Why I Won’t be Dyeing My Hair Purple

So I was in Wendy’s eating my salad (11 points!!!!!, horrors!) and this couple came in with their friend.  She had long, long, hair, just hanging there, but the perfect shade of purple.  Still, she looked frumpy and…dare I say it…kind of odd, furtive, and strange.  I kept glancing at her, because, after all, it was the PERFECT shade of purple, but I realized that it just looked…WEIRD.  Freakishly, abnormally, unbelievably WEIRD.  I got to thinking about what kind of an impression I would be giving to the world (sigh) and it was at this point that I noticed that the wild socks she was wearing under her TEVA sandals, weren’t socks at all, but tattoos!  Horrors.

 I can no longer envision a me that doesn’t look freaky and weird in purple hair.
Okay, so that’s a really dumb way to begin a blog, but then again, even though I want to address bigger issues of faith and life interacting, sometimes, we’re all just silly humans, thinking about trivialities, like dyeing my hair purple or the latest Transformer movie.  This is part of who we are.

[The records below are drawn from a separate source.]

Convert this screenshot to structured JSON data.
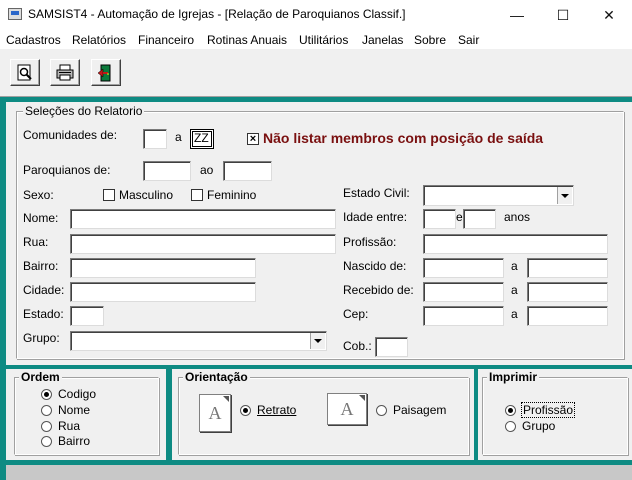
{
  "window": {
    "title": "SAMSIST4 - Automação de Igrejas - [Relação de Paroquianos Classif.]",
    "minimize": "—",
    "maximize": "☐",
    "close": "✕"
  },
  "menu": [
    "Cadastros",
    "Relatórios",
    "Financeiro",
    "Rotinas Anuais",
    "Utilitários",
    "Janelas",
    "Sobre",
    "Sair"
  ],
  "toolbar": {
    "icons": [
      "preview-icon",
      "printer-icon",
      "exit-door-icon"
    ]
  },
  "selecoes": {
    "title": "Seleções do Relatorio",
    "comunidades_label": "Comunidades de:",
    "comunidades_from": "",
    "comunidades_sep": "a",
    "comunidades_to": "ZZ",
    "nao_listar_label": "Não listar membros com posição de saída",
    "nao_listar_checked": "×",
    "paroquianos_label": "Paroquianos de:",
    "paroquianos_from": "",
    "paroquianos_sep": "ao",
    "paroquianos_to": "",
    "sexo_label": "Sexo:",
    "masculino_label": "Masculino",
    "feminino_label": "Feminino",
    "estado_civil_label": "Estado Civil:",
    "estado_civil_value": "",
    "nome_label": "Nome:",
    "nome_value": "",
    "idade_label": "Idade entre:",
    "idade_from": "",
    "idade_sep": "e",
    "idade_to": "",
    "idade_unit": "anos",
    "rua_label": "Rua:",
    "rua_value": "",
    "profissao_label": "Profissão:",
    "profissao_value": "",
    "bairro_label": "Bairro:",
    "bairro_value": "",
    "nascido_label": "Nascido de:",
    "nascido_from": "",
    "nascido_sep": "a",
    "nascido_to": "",
    "cidade_label": "Cidade:",
    "cidade_value": "",
    "recebido_label": "Recebido de:",
    "recebido_from": "",
    "recebido_sep": "a",
    "recebido_to": "",
    "estado_label": "Estado:",
    "estado_value": "",
    "cep_label": "Cep:",
    "cep_from": "",
    "cep_sep": "a",
    "cep_to": "",
    "grupo_label": "Grupo:",
    "grupo_value": "",
    "cob_label": "Cob.:",
    "cob_value": ""
  },
  "ordem": {
    "title": "Ordem",
    "options": [
      "Codigo",
      "Nome",
      "Rua",
      "Bairro"
    ],
    "selected": "Codigo"
  },
  "orientacao": {
    "title": "Orientação",
    "retrato_label": "Retrato",
    "paisagem_label": "Paisagem",
    "icon_letter": "A",
    "selected": "Retrato"
  },
  "imprimir": {
    "title": "Imprimir",
    "options": [
      "Profissão",
      "Grupo"
    ],
    "selected": "Profissão"
  },
  "colors": {
    "background": "#0e8b83",
    "panel": "#f0f0f0",
    "warning_text": "#7a1010"
  }
}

I put my dog to sleep last Thursday.  I’m grieving and yet, I am laughing and enjoying things, but every good thing has the dye of sadness seeping into it.  My grief is dyed with happiness.  I love my dog, more than I can say, and if I had to do it all over again, I would (selfishly) keep her alive as long as possible.  After all, she is my first thought upon waking up (well, second, right after ‘oh, crap does my [insert body part here] hurt.’  After my morning ouch, I reach out with my toe outstretched, gingerly searching for her so that I don’t step on her, sleeping next to the bed.  I awaken with grief.  I come home to grief, knowing she is not waiting for me.

These griefs are common to us all, and I have friends and co-workers who have been very kind.  I have cards from thoughtful friends.  Did you know there are cards about losing a pet?  I didn’t either!  It helps that people are thoughtful like this.  How kind!

Ah, the old girl let me peek into the future, her aches, her pains and difficulties, her incontinence, hinting at what may be in store for me in my later years.  We thought about putting her in doggie diapers, but decided to spare her dignity.  I wish we had wrapped her in doggie depends and still had her here to stare longingly at the scraps on our plates.  The pain in my husband’s face makes me feel bad…guilty, regretful.  I’m filled with second-thoughts, third thoughts, fourth and fifth thoughts… I know if I had allowed her to go on like she was that I could not have done this, and would have let her suffer ’til the bitter end.  I probably would have felt guilty about that too.  Had she been an outside dog, no doubt she would have crawled off long ago.  Or maybe not.

So these are the thoughts.  This is the beginning of this blog, a new start.  I may transfer some of my stuff from my other blog, from my private writing and from my Facebook Notes, but while this may feel random, it is not.  Underlying and underpinning my thoughts, are deeper things, truer things, the significance in the trivialities, as it were.  Every moment, every thought has deeper meaning, deeper lessons to be learned.  Our lives are small, but important, insignificant but magnificent.  Hopefully as we go on, we’ll flesh out some of those seemingly contradictory statements.